After the job is finished, show results with

jube continue runs
jube result runs

Rules, Workflow

  1. Perform a bidirectional bisection test: Use at least 25 messages (3 warmup) of size 16 MiB, with LinkTest options --mode mpi --num-warmup-messages 3 --num-messages 25 --size-messages 16777216 --bisection --bidirection
  2. Use as many MPI tasks as there are HCAs in the system. If the number of HCAs is uneven, use one MPI task less.
  3. The first of the bisecting halves will contain MPI tasks 0 to (n/2 - 1), the second half will contain n/2 to n. Run the test across your network bottleneck.
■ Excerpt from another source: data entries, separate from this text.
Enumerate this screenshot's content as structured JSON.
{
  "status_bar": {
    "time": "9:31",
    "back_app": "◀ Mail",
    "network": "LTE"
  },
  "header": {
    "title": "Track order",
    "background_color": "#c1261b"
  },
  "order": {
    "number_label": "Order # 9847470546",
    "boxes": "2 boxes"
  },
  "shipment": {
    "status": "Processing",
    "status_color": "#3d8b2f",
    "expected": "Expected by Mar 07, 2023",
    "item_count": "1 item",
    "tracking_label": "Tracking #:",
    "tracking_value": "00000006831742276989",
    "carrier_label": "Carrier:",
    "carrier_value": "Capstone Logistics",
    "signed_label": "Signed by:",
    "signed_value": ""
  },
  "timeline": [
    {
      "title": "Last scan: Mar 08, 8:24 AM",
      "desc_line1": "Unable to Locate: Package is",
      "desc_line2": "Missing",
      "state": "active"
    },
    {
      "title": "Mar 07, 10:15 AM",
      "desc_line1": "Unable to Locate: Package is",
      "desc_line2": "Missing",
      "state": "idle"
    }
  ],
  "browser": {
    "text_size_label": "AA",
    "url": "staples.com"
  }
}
If there is no theoretical bottleneck, i.e. because you are using a full fat tree or a k-complete topology, please set up the benchmark such that communication must go across top-level switches, if there are any (for a k-complete topology disregard this as there cannot be any theoretical bottlenecks – in that case, set up your configuration as you please within the k-complete topology). This requires you to equally distribute ranks on either half of the bottleneck (for example through using #SBATCH --constraint in the additional_job_config parameter). Please also ensure correct number of tasks per node and their placement (for example through using the args_starter and taskspernode parameters).

Results

JUBE will automatically generate the results table (using jube result <path_to_runs_folder>). If JUBE is not employed for execution, the values to report can be extracted from the raw LinkTest output, as per the following guidelines.
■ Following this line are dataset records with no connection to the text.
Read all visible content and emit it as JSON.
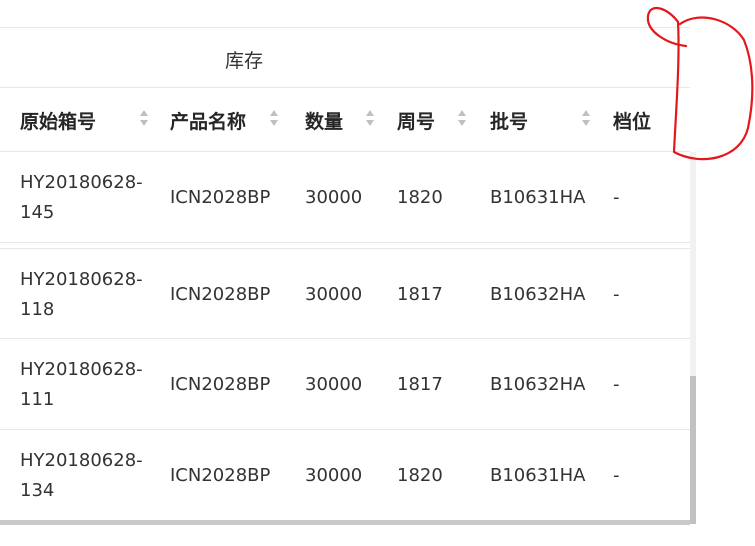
{
  "table": {
    "group_header": "库存",
    "columns": [
      {
        "key": "box_id",
        "label": "原始箱号",
        "sortable": true
      },
      {
        "key": "product_name",
        "label": "产品名称",
        "sortable": true
      },
      {
        "key": "quantity",
        "label": "数量",
        "sortable": true
      },
      {
        "key": "week",
        "label": "周号",
        "sortable": true
      },
      {
        "key": "batch",
        "label": "批号",
        "sortable": true
      },
      {
        "key": "grade",
        "label": "档位",
        "sortable": false
      }
    ],
    "rows": [
      {
        "box_id": "HY20180628-145",
        "product_name": "ICN2028BP",
        "quantity": "30000",
        "week": "1820",
        "batch": "B10631HA",
        "grade": "-"
      },
      {
        "box_id": "HY20180628-118",
        "product_name": "ICN2028BP",
        "quantity": "30000",
        "week": "1817",
        "batch": "B10632HA",
        "grade": "-"
      },
      {
        "box_id": "HY20180628-111",
        "product_name": "ICN2028BP",
        "quantity": "30000",
        "week": "1817",
        "batch": "B10632HA",
        "grade": "-"
      },
      {
        "box_id": "HY20180628-134",
        "product_name": "ICN2028BP",
        "quantity": "30000",
        "week": "1820",
        "batch": "B10631HA",
        "grade": "-"
      }
    ]
  },
  "annotation": {
    "color": "#e5171b",
    "shape": "hand-drawn-circle"
  },
  "colors": {
    "border": "#e8e8e8",
    "sorter": "#bfbfbf",
    "scrollbar_thumb": "#c1c1c1"
  }
}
Each step of LinkTest will print a log line like this

Parallel Results for step 3: min:   11.64910 us (   20.9579 GiB/s) avg:   11.68455 us (   20.8943 GiB/s) max:   11.77200 us (   20.7391 GiB/s) avg. bisection bw:    83.5783 GiB/s
Aggregated Results: min:   11.53511 us (   21.1650 GiB/s) avg:   11.68784 us (   20.8884 GiB/s) max:   12.01200 us (   20.3247 GiB/s) avg. bisection bw:    83.5584 GiB/s
Timing Summary: Elapsed time:   24.52618 ms (   8.17539 ms/step). Estimated time remaining for iteration:    8.17539 ms (1 steps). Estimated total time remaining:    8.17539 ms

Considering all Parallel Results for step X entries, note the avg. bisection bw. Of these, the minimum and maximum value are to be reported as Min and Max Bisection Bandwidth (see below).
From the last Aggregated Results line, the value of avg. bisection bw is to be reported as Avg Bisection Bandwidth (see below).
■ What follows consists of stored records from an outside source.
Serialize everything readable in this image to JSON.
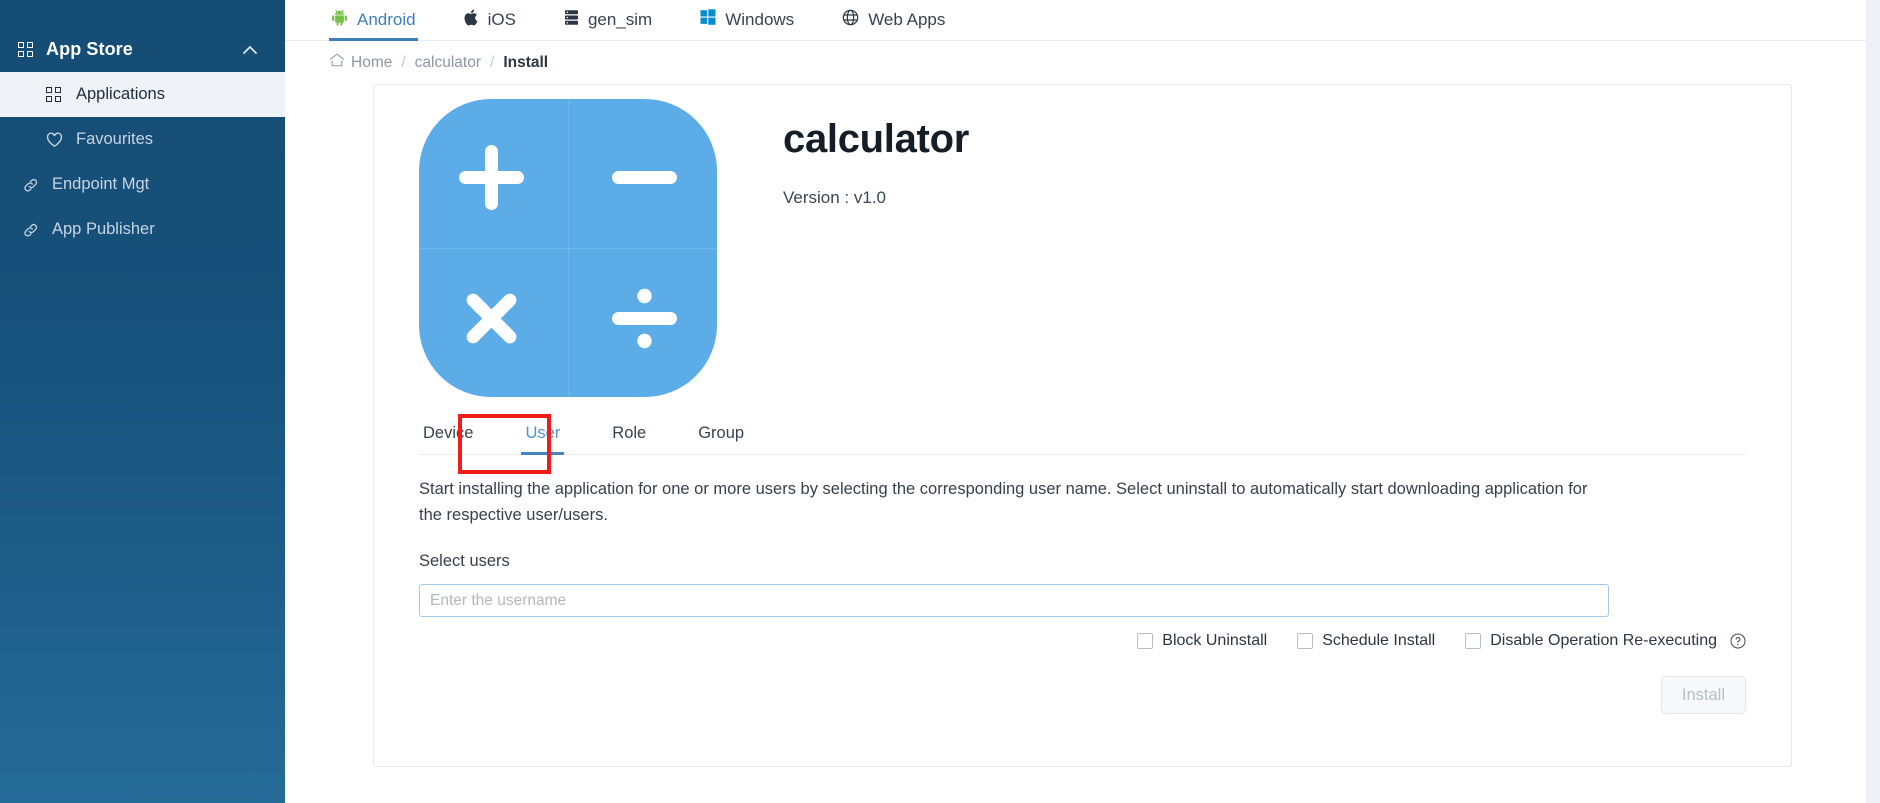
{
  "sidebar": {
    "group": {
      "label": "App Store",
      "icon": "grid-icon",
      "chevron": "chevron-up-icon"
    },
    "items": [
      {
        "label": "Applications",
        "icon": "grid-icon",
        "active": true
      },
      {
        "label": "Favourites",
        "icon": "heart-icon",
        "active": false
      },
      {
        "label": "Endpoint Mgt",
        "icon": "link-icon",
        "active": false
      },
      {
        "label": "App Publisher",
        "icon": "link-icon",
        "active": false
      }
    ]
  },
  "platform_tabs": [
    {
      "label": "Android",
      "icon": "android-icon",
      "active": true
    },
    {
      "label": "iOS",
      "icon": "apple-icon",
      "active": false
    },
    {
      "label": "gen_sim",
      "icon": "server-icon",
      "active": false
    },
    {
      "label": "Windows",
      "icon": "windows-icon",
      "active": false
    },
    {
      "label": "Web Apps",
      "icon": "globe-icon",
      "active": false
    }
  ],
  "breadcrumb": {
    "home": "Home",
    "app": "calculator",
    "current": "Install",
    "separator": "/"
  },
  "app": {
    "name": "calculator",
    "version_label": "Version : v1.0",
    "icon_color": "#5cace8",
    "icon_operators": [
      "plus",
      "minus",
      "times",
      "divide"
    ]
  },
  "target_tabs": [
    {
      "label": "Device",
      "active": false
    },
    {
      "label": "User",
      "active": true
    },
    {
      "label": "Role",
      "active": false
    },
    {
      "label": "Group",
      "active": false
    }
  ],
  "highlight": {
    "color": "#f21b1b",
    "target": "User"
  },
  "install_panel": {
    "description": "Start installing the application for one or more users by selecting the corresponding user name. Select uninstall to automatically start downloading application for the respective user/users.",
    "select_label": "Select users",
    "input": {
      "value": "",
      "placeholder": "Enter the username"
    },
    "options": [
      {
        "label": "Block Uninstall",
        "checked": false
      },
      {
        "label": "Schedule Install",
        "checked": false
      },
      {
        "label": "Disable Operation Re-executing",
        "checked": false,
        "help": true
      }
    ],
    "submit_label": "Install"
  },
  "colors": {
    "sidebar_top": "#154c74",
    "sidebar_bottom": "#256b98",
    "accent": "#3e7fbb",
    "highlight": "#f21b1b",
    "app_icon": "#5cace8"
  }
}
In addition, the values for min, max, and avg of the Aggregated Results line should be reported for qualitative evaluation.

Example (JUWELS Booster)

Below are example results from 4 JUWELS Booster cells consisting of 48 nodes (as an example, 2 nodes omitted to realize an incomplete cell => 4×48-2 = 190 in total), each equipped with four 200 Gb/s (23.28 GiB/s) InfiniBand cards connected to a full-fat-tree network within the cell. 4 LinkTest processes were run on the 4 different CPU cores closest to the 4 InfiniBand cards. The bisection was done so that each half consisted of 2 cells.

Configuration:

Messages Size Options Nodes Tasks per Nodes
1000 16777216 --bidirectional --bisection 190 4

Bisection Bandwidth Results:

Unit Min Avg Max
TiB/s 8.2409 9.2899 11.3783

Commitment

Given the above-mentioned rules (≧ 25 messages, 3 warm-up, 16 MiB, etc.) and using as much MPI tasks as HCA adapters (or equivalent high-speed interconnect adapters) in the system, the minimum, average, and maximum bisection bandwidth is to be reported, as outlined above.
The minimum value is used for the quantitative evaluation, the other values are used for the qualitative evaluation. Also to be committed is the LinkTest report and the three Aggregated Results values of the LinkTest output (min, max, avg), which are used for the qualitative evaluation.